In February 2007 he had got industry chamber CII to hold a conclave in Chhindwara. Two private jets carrying leading Indian industrialists had landed on the Nath family's airstrip. One of the upshots: a spice park in the constituency.

Nath has got sucked into some controversies too. In 2011, party rivals accused him of inviting Baba Ramdev to Chhindwara to organise a campaign against the UPA II Government. A party member from Ujjain, Prem Chand Guddu, had at that point of time written to Sonia Gandhi alleging Nath had raised Rs 25 lakh for the campaign. Nath denied any involvement.  Earlier, during the last days of the PV Narasimha Rao Government in the mid-1990s, Nath had been forced to quit the Cabinet after being accused in the Jain hawala case.

Nath’s role in 1984 has been hazy and often treated as a forgotten, closed chapter. However, the ghosts of 1984 came back to haunt Nath when during a visit to the US he found himself summoned by a US federal district court in a civil case filed under the Alien Torts Claims Act, where the petitioners have sought compensatory and punitive damages for several allegations, including crimes against humanity, degrading treatment and wrongful killing.
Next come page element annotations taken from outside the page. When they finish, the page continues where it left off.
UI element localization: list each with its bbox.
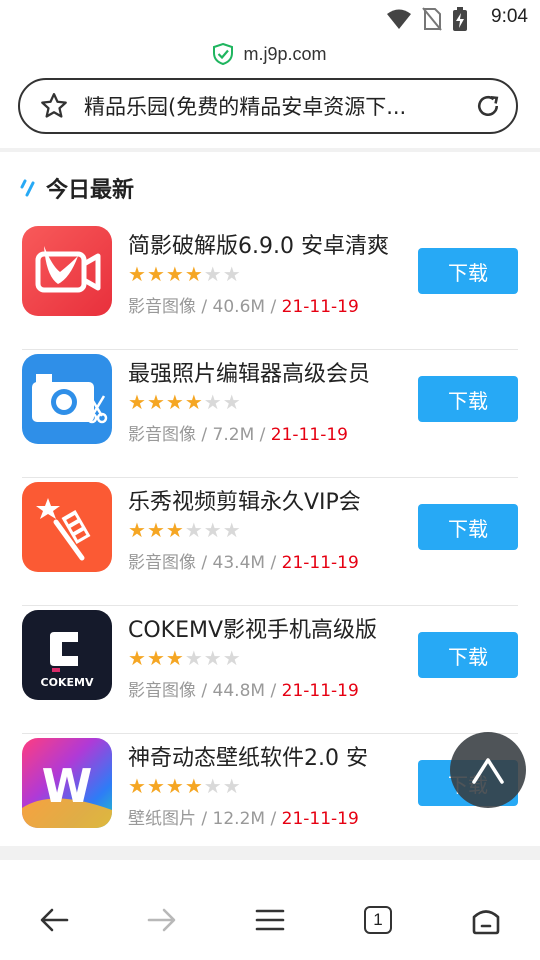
w-wallpaper-icon[interactable]: W xyxy=(22,738,112,828)
list-item[interactable]: 乐秀视频剪辑永久VIP会 ★ ★ ★ ★ ★ ★ 影音图像 / 43.4M / 21-11… xyxy=(22,478,518,606)
cokemv-logo-icon[interactable]: COKEMV xyxy=(22,610,112,700)
url-text[interactable]: m.j9p.com xyxy=(243,44,326,65)
download-button[interactable]: 下载 xyxy=(418,632,518,678)
app-meta: 影音图像 / 43.4M / 21-11-19 xyxy=(128,553,359,573)
rating-stars: ★ ★ ★ ★ ★ ★ xyxy=(128,774,241,798)
list-item[interactable]: W 神奇动态壁纸软件2.0 安 ★ ★ ★ ★ ★ ★ 壁纸图片 / 12.2M / 21… xyxy=(22,734,518,862)
secure-shield-icon xyxy=(213,43,234,65)
home-icon[interactable] xyxy=(456,890,516,950)
page-title[interactable]: 精品乐园(免费的精品安卓资源下... xyxy=(78,91,460,121)
no-sim-icon xyxy=(422,7,442,31)
menu-icon[interactable] xyxy=(240,890,300,950)
jianying-bird-icon[interactable] xyxy=(22,226,112,316)
download-button[interactable]: 下载 xyxy=(418,376,518,422)
status-bar: 9:04 xyxy=(0,0,540,36)
back-arrow-icon[interactable] xyxy=(24,890,84,950)
app-name[interactable]: 简影破解版6.9.0 安卓清爽 xyxy=(128,228,418,260)
app-name[interactable]: COKEMV影视手机高级版 xyxy=(128,612,418,644)
section-mark-icon xyxy=(20,179,35,197)
download-button[interactable]: 下载 xyxy=(418,504,518,550)
rating-stars: ★ ★ ★ ★ ★ ★ xyxy=(128,390,241,414)
status-icons xyxy=(386,7,468,31)
app-name[interactable]: 乐秀视频剪辑永久VIP会 xyxy=(128,484,418,516)
section-header: 今日最新 xyxy=(18,172,134,204)
wifi-icon xyxy=(387,9,411,29)
rating-stars: ★ ★ ★ ★ ★ ★ xyxy=(128,262,241,286)
list-item[interactable]: 最强照片编辑器高级会员 ★ ★ ★ ★ ★ ★ 影音图像 / 7.2M / 21-11-1… xyxy=(22,350,518,478)
battery-charging-icon xyxy=(453,7,467,31)
url-row: m.j9p.com xyxy=(0,40,540,68)
w-logo-text: W xyxy=(42,759,93,813)
section-title: 今日最新 xyxy=(46,178,135,203)
browser-toolbar: 1 xyxy=(0,880,540,960)
app-meta: 壁纸图片 / 12.2M / 21-11-19 xyxy=(128,809,359,829)
list-item[interactable]: 简影破解版6.9.0 安卓清爽 ★ ★ ★ ★ ★ ★ 影音图像 / 40.6M / 21… xyxy=(22,222,518,350)
status-time: 9:04 xyxy=(491,6,528,27)
rating-stars: ★ ★ ★ ★ ★ ★ xyxy=(128,518,241,542)
app-name[interactable]: 最强照片编辑器高级会员 xyxy=(128,356,418,388)
app-meta: 影音图像 / 44.8M / 21-11-19 xyxy=(128,681,359,701)
rating-stars: ★ ★ ★ ★ ★ ★ xyxy=(128,646,241,670)
reload-icon[interactable] xyxy=(460,92,516,120)
app-meta: 影音图像 / 7.2M / 21-11-19 xyxy=(128,425,348,445)
address-bar[interactable]: 精品乐园(免费的精品安卓资源下... xyxy=(18,78,518,134)
list-item[interactable]: COKEMV COKEMV影视手机高级版 ★ ★ ★ ★ ★ ★ 影音图像 / 44.8M… xyxy=(22,606,518,734)
star-film-icon[interactable] xyxy=(22,482,112,572)
chevron-up-icon xyxy=(472,758,504,784)
tabs-button[interactable]: 1 xyxy=(348,890,408,950)
header-divider xyxy=(0,148,540,152)
cokemv-logo-text: COKEMV xyxy=(41,676,94,689)
camera-scissors-icon[interactable] xyxy=(22,354,112,444)
app-list: 简影破解版6.9.0 安卓清爽 ★ ★ ★ ★ ★ ★ 影音图像 / 40.6M / 21… xyxy=(22,222,518,862)
forward-arrow-icon[interactable] xyxy=(132,890,192,950)
app-meta: 影音图像 / 40.6M / 21-11-19 xyxy=(128,297,359,317)
bookmark-star-icon[interactable] xyxy=(30,91,78,121)
tab-count: 1 xyxy=(364,906,392,934)
content-bottom-strip xyxy=(0,846,540,860)
back-to-top-button[interactable] xyxy=(450,732,526,808)
download-button[interactable]: 下载 xyxy=(418,248,518,294)
app-name[interactable]: 神奇动态壁纸软件2.0 安 xyxy=(128,740,418,772)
In a series of interviews, Nath has been stressing on the fact  he had never been charged in any court and questioned why these allegations were being raised more than two decades after the tragedy and that too in a foreign land. "For the last 25 years I wasn't involved... suddenly in 2010 I get involved... There was nobody who stood up and said that he was a victim or that I was in any way connected. So I'm surprised and appalled,"  Nath had said.